Marshall underwent the six-hour operation on January 27 to have both legs amputated from the knee and his arms from below the elbow.
The brave toddler is now receiving further treatment and skin grafts at Bristol's Frenchay Hospital, with his mother and father at his bedside.
Speaking yesterday, Stephanie said: "We are still struggling to come to terms with what has happened.
"We were having a beautiful Christmas, then suddenly it turned into a living nightmare. When I put him to bed he was happy and healthy. I checked him at 4am and he had a slight temperature, but nothing to worry about.
"But by Boxing Day he was hotter and had a strange bruise or mark on his forehead – at first I thought it was chocolate.
"I just knew he wasn't right – some kind of mother's instinct – so we took him into hospital immediately.
"Everything happened so quickly, within two hours he was covered in a rash and fading fast."

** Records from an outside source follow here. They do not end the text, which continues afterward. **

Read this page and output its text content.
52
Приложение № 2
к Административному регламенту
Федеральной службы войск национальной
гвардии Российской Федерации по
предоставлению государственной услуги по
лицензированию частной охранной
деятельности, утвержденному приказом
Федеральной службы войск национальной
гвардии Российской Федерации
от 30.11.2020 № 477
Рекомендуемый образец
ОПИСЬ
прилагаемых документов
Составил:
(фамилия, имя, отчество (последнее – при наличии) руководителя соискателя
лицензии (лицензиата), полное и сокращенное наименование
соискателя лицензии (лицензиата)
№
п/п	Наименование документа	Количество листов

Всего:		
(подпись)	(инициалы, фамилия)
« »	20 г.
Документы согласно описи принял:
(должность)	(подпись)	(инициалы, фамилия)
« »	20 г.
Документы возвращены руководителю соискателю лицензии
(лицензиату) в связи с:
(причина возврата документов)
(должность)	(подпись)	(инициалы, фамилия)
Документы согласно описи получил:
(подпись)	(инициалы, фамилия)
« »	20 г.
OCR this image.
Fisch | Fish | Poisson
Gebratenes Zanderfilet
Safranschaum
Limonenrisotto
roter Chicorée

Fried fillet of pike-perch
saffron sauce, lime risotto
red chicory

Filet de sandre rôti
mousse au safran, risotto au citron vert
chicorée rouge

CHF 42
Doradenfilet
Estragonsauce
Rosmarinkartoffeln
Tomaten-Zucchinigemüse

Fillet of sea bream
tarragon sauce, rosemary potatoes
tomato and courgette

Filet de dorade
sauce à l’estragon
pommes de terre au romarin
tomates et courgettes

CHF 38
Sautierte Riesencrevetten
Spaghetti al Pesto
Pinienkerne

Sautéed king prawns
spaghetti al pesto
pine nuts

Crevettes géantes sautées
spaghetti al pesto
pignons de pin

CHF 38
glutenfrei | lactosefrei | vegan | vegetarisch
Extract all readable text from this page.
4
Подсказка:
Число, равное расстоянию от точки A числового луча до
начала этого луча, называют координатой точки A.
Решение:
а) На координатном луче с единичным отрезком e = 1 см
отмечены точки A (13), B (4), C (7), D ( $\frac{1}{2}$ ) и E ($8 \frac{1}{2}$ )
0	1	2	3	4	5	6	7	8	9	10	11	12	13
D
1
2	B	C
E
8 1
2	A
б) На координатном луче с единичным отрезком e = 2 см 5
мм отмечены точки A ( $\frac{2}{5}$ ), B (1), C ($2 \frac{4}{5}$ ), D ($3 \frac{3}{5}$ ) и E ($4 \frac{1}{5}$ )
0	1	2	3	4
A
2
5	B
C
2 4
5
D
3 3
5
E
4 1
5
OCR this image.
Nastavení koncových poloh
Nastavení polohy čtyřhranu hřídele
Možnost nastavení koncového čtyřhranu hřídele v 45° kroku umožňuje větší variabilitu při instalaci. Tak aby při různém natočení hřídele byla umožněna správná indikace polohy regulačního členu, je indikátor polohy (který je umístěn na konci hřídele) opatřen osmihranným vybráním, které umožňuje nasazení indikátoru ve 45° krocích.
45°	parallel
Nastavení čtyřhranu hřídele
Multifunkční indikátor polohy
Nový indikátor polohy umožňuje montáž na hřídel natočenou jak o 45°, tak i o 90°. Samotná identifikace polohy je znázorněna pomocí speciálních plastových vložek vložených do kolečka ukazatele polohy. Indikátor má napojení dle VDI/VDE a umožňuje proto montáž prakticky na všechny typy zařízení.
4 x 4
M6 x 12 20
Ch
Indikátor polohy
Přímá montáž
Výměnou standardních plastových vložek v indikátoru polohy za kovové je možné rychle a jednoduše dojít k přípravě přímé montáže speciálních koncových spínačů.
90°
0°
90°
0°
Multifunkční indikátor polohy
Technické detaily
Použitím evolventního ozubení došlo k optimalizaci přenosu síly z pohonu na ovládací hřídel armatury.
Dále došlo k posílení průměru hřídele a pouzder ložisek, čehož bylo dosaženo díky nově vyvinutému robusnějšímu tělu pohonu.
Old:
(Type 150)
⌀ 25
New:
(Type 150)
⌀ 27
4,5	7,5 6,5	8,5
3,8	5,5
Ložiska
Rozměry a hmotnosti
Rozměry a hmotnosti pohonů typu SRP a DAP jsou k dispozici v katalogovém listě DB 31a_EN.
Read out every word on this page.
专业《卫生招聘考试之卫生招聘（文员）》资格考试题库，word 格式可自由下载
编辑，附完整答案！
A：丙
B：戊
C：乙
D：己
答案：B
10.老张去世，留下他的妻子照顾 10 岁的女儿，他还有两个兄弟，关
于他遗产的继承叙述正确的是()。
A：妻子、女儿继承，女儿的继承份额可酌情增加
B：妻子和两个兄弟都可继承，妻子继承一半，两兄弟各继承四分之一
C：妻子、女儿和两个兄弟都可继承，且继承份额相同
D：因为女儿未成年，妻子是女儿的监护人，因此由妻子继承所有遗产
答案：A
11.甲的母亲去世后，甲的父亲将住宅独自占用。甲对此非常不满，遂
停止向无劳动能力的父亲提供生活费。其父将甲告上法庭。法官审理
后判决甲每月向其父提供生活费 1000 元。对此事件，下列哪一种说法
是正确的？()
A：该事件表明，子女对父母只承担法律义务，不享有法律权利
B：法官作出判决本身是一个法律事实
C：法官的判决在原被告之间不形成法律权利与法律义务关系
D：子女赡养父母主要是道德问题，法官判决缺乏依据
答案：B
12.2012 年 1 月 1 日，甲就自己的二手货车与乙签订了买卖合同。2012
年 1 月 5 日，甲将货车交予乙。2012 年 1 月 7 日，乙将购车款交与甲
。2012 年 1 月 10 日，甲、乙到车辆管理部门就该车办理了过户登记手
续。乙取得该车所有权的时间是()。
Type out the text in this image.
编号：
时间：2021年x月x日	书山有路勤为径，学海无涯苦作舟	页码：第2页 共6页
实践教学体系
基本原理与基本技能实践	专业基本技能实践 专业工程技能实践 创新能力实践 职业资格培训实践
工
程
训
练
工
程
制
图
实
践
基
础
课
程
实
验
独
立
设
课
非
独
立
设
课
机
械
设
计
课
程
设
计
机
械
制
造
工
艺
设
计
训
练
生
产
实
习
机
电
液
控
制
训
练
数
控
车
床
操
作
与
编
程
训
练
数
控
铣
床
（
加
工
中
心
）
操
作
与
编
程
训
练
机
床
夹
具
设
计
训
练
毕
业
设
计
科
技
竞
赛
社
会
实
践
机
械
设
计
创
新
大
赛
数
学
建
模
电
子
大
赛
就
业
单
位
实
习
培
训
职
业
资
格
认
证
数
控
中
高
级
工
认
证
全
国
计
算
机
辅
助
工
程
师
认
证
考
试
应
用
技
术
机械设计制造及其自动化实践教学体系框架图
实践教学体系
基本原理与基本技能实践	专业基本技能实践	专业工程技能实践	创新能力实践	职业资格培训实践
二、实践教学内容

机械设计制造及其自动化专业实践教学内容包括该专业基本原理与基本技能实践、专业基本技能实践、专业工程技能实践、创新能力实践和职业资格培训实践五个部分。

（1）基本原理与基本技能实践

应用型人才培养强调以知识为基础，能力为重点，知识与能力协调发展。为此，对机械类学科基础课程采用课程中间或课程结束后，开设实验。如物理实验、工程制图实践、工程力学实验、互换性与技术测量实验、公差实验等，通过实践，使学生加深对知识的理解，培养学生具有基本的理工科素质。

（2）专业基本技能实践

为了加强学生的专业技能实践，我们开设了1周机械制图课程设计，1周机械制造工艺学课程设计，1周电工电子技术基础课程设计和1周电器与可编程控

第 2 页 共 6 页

After Marshall was transferred to Bristol Children's Hospital, he suffered complete organ failure and spent four weeks in intensive care.
When he emerged from the struggle, his body had shut off the circulation to his arms and legs, which were by then dead and blackened.
Stephanie said: "In order to help him survive and recover, they had to remove them. It is a horrible thing but we are just lucky that he's alive.
"I can't believe how well he is doing. He is already adapting to not having any arms, he reaches for things and moves them with what he has. He is such a happy little boy.
"But we are lucky because we reacted so quickly – other parents need to be aware of the signs and take action immediately."
Marshall's grandmother Sandra Harris, 53, said it had been an "agonising" time for the whole family.
She said: "We are all devastated. Marshall is the most bright and bubbly little boy you can imagine."
Marshall had celebrated his first birthday on December 22 last year – just four days before being struck down by the deadly illness.
Stephanie and Moss, a car sprayer, have been staying in Bristol to be with Marshall for the past two months.
■ A 12-year-old schoolboy has died after contracting suspected bacterial menin- gitis, it was confirmed yesterday.
The pupil at Ryeish Green School in Reading, Berkshire, was taken ill on Monday and died after falling into a critical condition early on Tuesday.
The Health Protection Agency (HPA) has written to the families of all 300 pupils at the secondary school which has remained open. The boy's family members and others that may have had close contact have been given antibiotics as a precaution.